Amtrak and the modern freight railroad companies use the infrastructure that was built long ago. The 180‐year‐old privately built Canton Viaduct (a stone bridge) in Canton, Massachusetts and the 100‐year‐old Hells Gate Bridge over the East River in New York are still used by Amtrak. The investor‐owned Pennsylvania Railroad built the hugely expensive railroad tunnels under the Hudson River in 1908, which were technological wonders of the time. They are still used by all of those who ride Amtrak from New Jersey to New York. (As an aside, I found it rather ironic when President Obama claimed that private business only succeeded by using government infrastructure — “you did not build that” — when, in fact, government mostly uses privately built infrastructure.)
If taxpayers suddenly stopped subsidizing Amtrak, what do you think would happen? Before trying to answer that question, it is useful to review U.S. railroad history. The first railroads were built in the United States in the late 1820s, and by 1900, only 70 years later, almost every town in the country had rail access. Railroads were high tech, the Internet of their time. The system was built and profitably operated by private companies.
Once the railroads were built, state and local governments began heavily taxing every mile of track and other railroad facilities, and the federal government imposed endless regulations, including regulating fares. The predictable result was that expenses grew faster than revenues — causing deferred capital spending and maintenance. Eighty years ago, trucks, automobiles and airplanes began to lure away rail’s customers. As a result, the rail industry began a death march after World War II. Railroad companies ripped up thousands of miles of track to save on expenses and tax levies. Today, the United States has a fraction of the number of miles of railroad tracks compared to what it had 100 years ago.
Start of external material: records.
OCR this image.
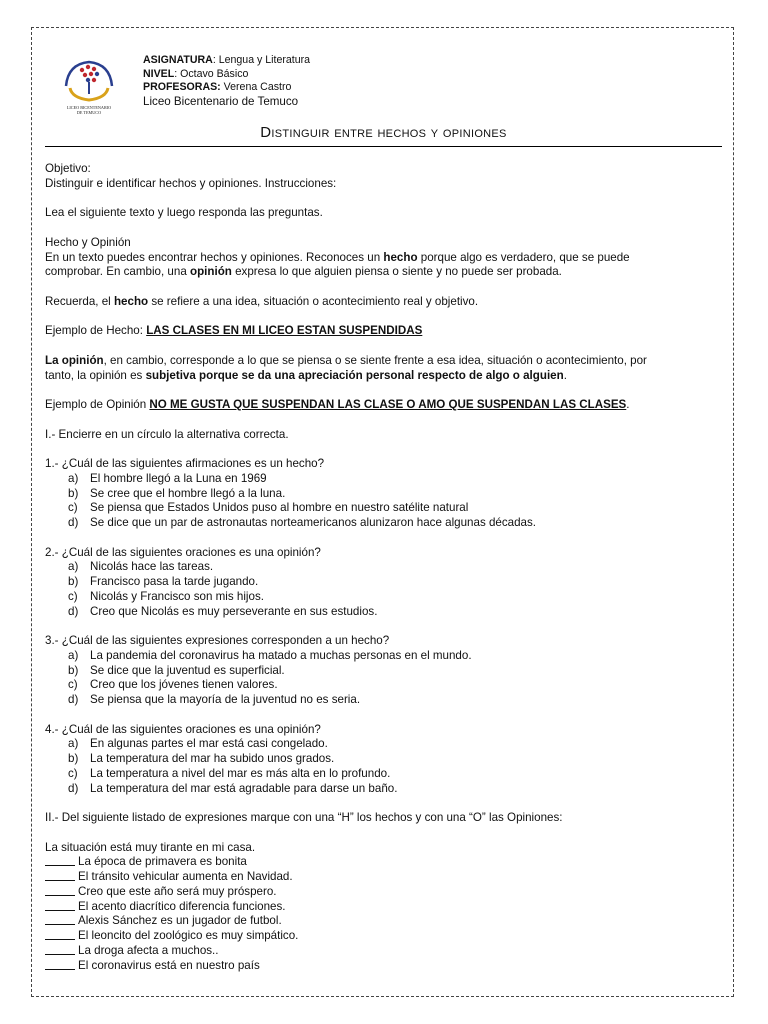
LICEO BICENTENARIO
DE TEMUCO
ASIGNATURA: Lengua y Literatura
NIVEL: Octavo Básico
PROFESORAS: Verena Castro
Liceo Bicentenario de Temuco
Distinguir entre hechos y opiniones

Objetivo:

Distinguir e identificar hechos y opiniones. Instrucciones:

Lea el siguiente texto y luego responda las preguntas.

Hecho y Opinión

En un texto puedes encontrar hechos y opiniones. Reconoces un hecho porque algo es verdadero, que se puede

comprobar. En cambio, una opinión expresa lo que alguien piensa o siente y no puede ser probada.

Recuerda, el hecho se refiere a una idea, situación o acontecimiento real y objetivo.

Ejemplo de Hecho: LAS CLASES EN MI LICEO ESTAN SUSPENDIDAS

La opinión, en cambio, corresponde a lo que se piensa o se siente frente a esa idea, situación o acontecimiento, por

tanto, la opinión es subjetiva porque se da una apreciación personal respecto de algo o alguien.

Ejemplo de Opinión NO ME GUSTA QUE SUSPENDAN LAS CLASE O AMO QUE SUSPENDAN LAS CLASES.

I.- Encierre en un círculo la alternativa correcta.

1.- ¿Cuál de las siguientes afirmaciones es un hecho?

a) El hombre llegó a la Luna en 1969

b) Se cree que el hombre llegó a la luna.

c) Se piensa que Estados Unidos puso al hombre en nuestro satélite natural

d) Se dice que un par de astronautas norteamericanos alunizaron hace algunas décadas.

2.- ¿Cuál de las siguientes oraciones es una opinión?

a) Nicolás hace las tareas.

b) Francisco pasa la tarde jugando.

c) Nicolás y Francisco son mis hijos.

d) Creo que Nicolás es muy perseverante en sus estudios.

3.- ¿Cuál de las siguientes expresiones corresponden a un hecho?

a) La pandemia del coronavirus ha matado a muchas personas en el mundo.

b) Se dice que la juventud es superficial.

c) Creo que los jóvenes tienen valores.

d) Se piensa que la mayoría de la juventud no es seria.

4.- ¿Cuál de las siguientes oraciones es una opinión?

a) En algunas partes el mar está casi congelado.

b) La temperatura del mar ha subido unos grados.

c) La temperatura a nivel del mar es más alta en lo profundo.

d) La temperatura del mar está agradable para darse un baño.

II.- Del siguiente listado de expresiones marque con una “H” los hechos y con una “O” las Opiniones:

La situación está muy tirante en mi casa.

La época de primavera es bonita

El tránsito vehicular aumenta en Navidad.

Creo que este año será muy próspero.

El acento diacrítico diferencia funciones.

Alexis Sánchez es un jugador de futbol.

El leoncito del zoológico es muy simpático.

La droga afecta a muchos..

El coronavirus está en nuestro país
Route mileage peaked at 254,251 miles in 1916 and fell to 139,679 miles in 2011.
By the late 1960s, most of the nation’s railroads were in deep trouble as a result of new forms of competition, disastrous tax and regulatory policies, and inflexible unions. In 1971, the federal government created Amtrak as a government corporation to operate intercity passenger rail service. Freight rail was finally deregulated in 1980, now resulting in the most efficient and profitable freight railways in the world.
Amtrak has eaten through more than $45 billion in taxpayer subsidies in its 44‐year history. The only line it has that it claims to be profitable is the Northeast corridor from Washington to Boston, which was shut down for six days following last week’s fatal train crash near Philadelphia. It is widely acknowledged that Amtrak is poorly managed — as are most government enterprises — but nothing is done about it by either the administration or Congress. Amtrak even manages to lose money on its food service, which is hard to do when one has a captive market and serves only mediocre food at high prices.
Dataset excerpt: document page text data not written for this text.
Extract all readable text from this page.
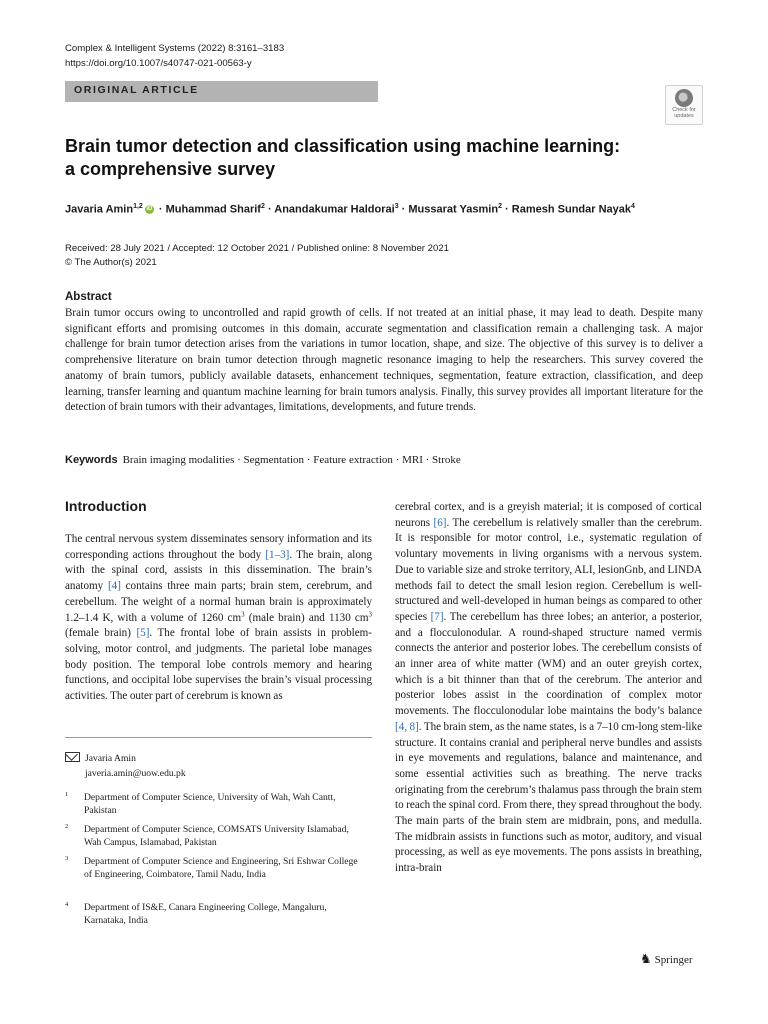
Complex & Intelligent Systems (2022) 8:3161–3183
https://doi.org/10.1007/s40747-021-00563-y
ORIGINAL ARTICLE
Check for
updates
Brain tumor detection and classification using machine learning:
a comprehensive survey
Javaria Amin$^{1,2}$ iD · Muhammad Sharif$^2$ · Anandakumar Haldorai$^3$ · Mussarat Yasmin$^2$ · Ramesh Sundar Nayak$^4$
Received: 28 July 2021 / Accepted: 12 October 2021 / Published online: 8 November 2021
© The Author(s) 2021
Abstract

Brain tumor occurs owing to uncontrolled and rapid growth of cells. If not treated at an initial phase, it may lead to death. Despite many significant efforts and promising outcomes in this domain, accurate segmentation and classification remain a challenging task. A major challenge for brain tumor detection arises from the variations in tumor location, shape, and size. The objective of this survey is to deliver a comprehensive literature on brain tumor detection through magnetic resonance imaging to help the researchers. This survey covered the anatomy of brain tumors, publicly available datasets, enhancement techniques, segmentation, feature extraction, classification, and deep learning, transfer learning and quantum machine learning for brain tumors analysis. Finally, this survey provides all important literature for the detection of brain tumors with their advantages, limitations, developments, and future trends.

Keywords Brain imaging modalities · Segmentation · Feature extraction · MRI · Stroke
Introduction

The central nervous system disseminates sensory information and its corresponding actions throughout the body [1–3]. The brain, along with the spinal cord, assists in this dissemination. The brain’s anatomy [4] contains three main parts; brain stem, cerebrum, and cerebellum. The weight of a normal human brain is approximately 1.2–1.4 K, with a volume of 1260 $cm^3$ (male brain) and 1130 $cm^3$ (female brain) [5]. The frontal lobe of brain assists in problem-solving, motor control, and judgments. The parietal lobe manages body position. The temporal lobe controls memory and hearing functions, and occipital lobe supervises the brain’s visual processing activities. The outer part of cerebrum is known as

cerebral cortex, and is a greyish material; it is composed of cortical neurons [6]. The cerebellum is relatively smaller than the cerebrum. It is responsible for motor control, i.e., systematic regulation of voluntary movements in living organisms with a nervous system. Due to variable size and stroke territory, ALI, lesionGnb, and LINDA methods fail to detect the small lesion region. Cerebellum is well-structured and well-developed in human beings as compared to other species [7]. The cerebellum has three lobes; an anterior, a posterior, and a flocculonodular. A round-shaped structure named vermis connects the anterior and posterior lobes. The cerebellum consists of an inner area of white matter (WM) and an outer greyish cortex, which is a bit thinner than that of the cerebrum. The anterior and posterior lobes assist in the coordination of complex motor movements. The flocculonodular lobe maintains the body’s balance [4, 8]. The brain stem, as the name states, is a 7–10 cm-long stem-like structure. It contains cranial and peripheral nerve bundles and assists in eye movements and regulations, balance and maintenance, and some essential activities such as breathing. The nerve tracks originating from the cerebrum’s thalamus pass through the brain stem to reach the spinal cord. From there, they spread throughout the body. The main parts of the brain stem are midbrain, pons, and medulla. The midbrain assists in functions such as motor, auditory, and visual processing, as well as eye movements. The pons assists in breathing, intra-brain

Javaria Amin
javeria.amin@uow.edu.pk
1 Department of Computer Science, University of Wah, Wah Cantt, Pakistan
2 Department of Computer Science, COMSATS University Islamabad, Wah Campus, Islamabad, Pakistan
3 Department of Computer Science and Engineering, Sri Eshwar College of Engineering, Coimbatore, Tamil Nadu, India
4 Department of IS&E, Canara Engineering College, Mangaluru, Karnataka, India
♞ Springer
Studies show the government could save money by giving away airline tickets to everyone who rides some of the long‐distance Amtrak routes because the subsidy per passenger exceeds the cost of an airline ticket over the same route. It is no surprise that many of those who call for more taxpayer spending on Amtrak are the affluent media and political folks who frequently travel between New York and Washington. (To pay for their subsidies, they seem to have no trouble taxing lower‐income folks in much of America who have no access to Amtrak.)
The rail tunnels under the Hudson River are now more than a hundred years old and will need to be rebuilt or replaced. Many members of Congress are calling for billions of taxpayer dollars to be spent to rebuild these tunnels. Yet we have many examples of private companies that are willing to invest in transportation infrastructure, such as bridges, tunnels and roads, when they are allowed to charge market prices for use of the infrastructure. No taxpayer dollars need be spent.
Again, if the subsidies were eliminated, what would happen? All of the trains now operated by Amtrak, other than the Northeast corridor, would cease operation. But then many private entrepreneurs would buy up some of the rail cars, or buy new ones, and make contracts with the railroads to run trains over their tracks (Amtrak uses the private railroad companies’ tracks). Private passenger rail companies might well successfully compete with airplanes, buses and cars on some routes by providing luxury services with great dining cars as an alternative transportation experience, as they do in other parts of the world. We now know that a socialistic, government‐regulated, -taxed and -operated passenger rail does not work. So let’s get rid of Amtrak and its taxpayer subsidies, and see what magic free‐market rail entrepreneurs might create.